Law Commission of New Zealand Review of Privacy Act 1993
The final report was Stage 4 of the Commission's review of privacy legislation in New Zealand. Stages 1 through 3 looked at privacy values, changes in technology, international trends, and the adequacy of New Zealand's civil and criminal law to deal with invasions of privacy.
"The Commission thinks the Act could be improved in a number of areas.

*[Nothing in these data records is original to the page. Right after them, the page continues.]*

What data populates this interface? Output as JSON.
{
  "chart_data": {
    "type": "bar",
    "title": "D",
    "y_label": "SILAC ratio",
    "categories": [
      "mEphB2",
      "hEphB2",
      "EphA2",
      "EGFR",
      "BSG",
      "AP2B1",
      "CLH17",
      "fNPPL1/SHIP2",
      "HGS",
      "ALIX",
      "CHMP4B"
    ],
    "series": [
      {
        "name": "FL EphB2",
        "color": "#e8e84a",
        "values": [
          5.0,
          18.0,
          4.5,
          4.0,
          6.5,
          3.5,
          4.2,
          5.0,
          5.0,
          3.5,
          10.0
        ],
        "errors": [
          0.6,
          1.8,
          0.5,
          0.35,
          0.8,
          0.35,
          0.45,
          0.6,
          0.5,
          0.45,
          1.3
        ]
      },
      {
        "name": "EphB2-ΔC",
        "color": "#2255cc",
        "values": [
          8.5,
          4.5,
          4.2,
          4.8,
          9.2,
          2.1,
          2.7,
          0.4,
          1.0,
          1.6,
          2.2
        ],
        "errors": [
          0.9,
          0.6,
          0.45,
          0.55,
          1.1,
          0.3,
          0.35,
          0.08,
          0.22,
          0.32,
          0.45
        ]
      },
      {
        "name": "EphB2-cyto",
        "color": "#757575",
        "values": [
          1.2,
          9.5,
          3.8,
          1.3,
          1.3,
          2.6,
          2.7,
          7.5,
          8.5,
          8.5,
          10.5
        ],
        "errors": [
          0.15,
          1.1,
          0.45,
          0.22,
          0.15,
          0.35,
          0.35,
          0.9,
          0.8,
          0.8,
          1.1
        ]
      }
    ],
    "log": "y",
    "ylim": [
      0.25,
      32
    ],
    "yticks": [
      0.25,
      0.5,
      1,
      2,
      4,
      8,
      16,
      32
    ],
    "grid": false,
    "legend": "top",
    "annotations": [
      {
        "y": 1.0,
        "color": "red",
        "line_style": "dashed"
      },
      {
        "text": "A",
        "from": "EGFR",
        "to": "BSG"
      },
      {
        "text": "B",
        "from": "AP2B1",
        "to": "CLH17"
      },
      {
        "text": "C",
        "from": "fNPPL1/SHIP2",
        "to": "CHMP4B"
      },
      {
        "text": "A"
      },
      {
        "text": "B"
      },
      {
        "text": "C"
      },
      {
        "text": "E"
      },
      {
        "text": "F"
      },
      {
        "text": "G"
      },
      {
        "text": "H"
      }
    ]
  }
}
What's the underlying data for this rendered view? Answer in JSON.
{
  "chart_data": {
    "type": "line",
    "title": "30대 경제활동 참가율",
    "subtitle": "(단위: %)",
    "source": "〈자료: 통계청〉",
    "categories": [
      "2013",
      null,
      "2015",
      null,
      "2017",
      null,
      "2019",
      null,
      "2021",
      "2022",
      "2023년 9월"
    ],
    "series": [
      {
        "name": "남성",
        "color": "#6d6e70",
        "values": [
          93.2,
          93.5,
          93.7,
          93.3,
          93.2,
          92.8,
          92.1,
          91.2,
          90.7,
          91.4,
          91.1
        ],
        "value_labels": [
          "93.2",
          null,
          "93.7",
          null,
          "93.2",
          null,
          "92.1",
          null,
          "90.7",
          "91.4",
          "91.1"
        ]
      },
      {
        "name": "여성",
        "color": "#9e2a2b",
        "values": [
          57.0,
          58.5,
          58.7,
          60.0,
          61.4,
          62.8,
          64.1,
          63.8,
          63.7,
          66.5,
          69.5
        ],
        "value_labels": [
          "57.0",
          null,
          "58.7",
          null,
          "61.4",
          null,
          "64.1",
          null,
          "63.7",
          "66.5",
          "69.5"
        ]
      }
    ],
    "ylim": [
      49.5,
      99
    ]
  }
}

Among the key recommendations of the report are that:
-the Privacy Commissioner’s powers should be augmented by a new power to issue compliance notices, and, where there is a good reason for it, to require an audit of an agency’s information-handling practices;
-the complaints process under the Act should be streamlined in a number of respects, including giving the Privacy Commissioner the power to make binding decisions on complaints about people’s right to access their own personal information;
-agencies should be required to notify people when personal information held by an agency is lost or otherwise compromised (for example, through computer hacking), if the breach is sufficiently serious;
-there should be a new framework in the Act to allow the sharing of personal information between government agencies where it is in the public interest to do so, but with appropriate safeguards; and
-some exceptions to the privacy principles should be modified, for example to clarify that people can pass on information to an appropriate person where someone’s health is seriously at risk, or report suspected offending to the police."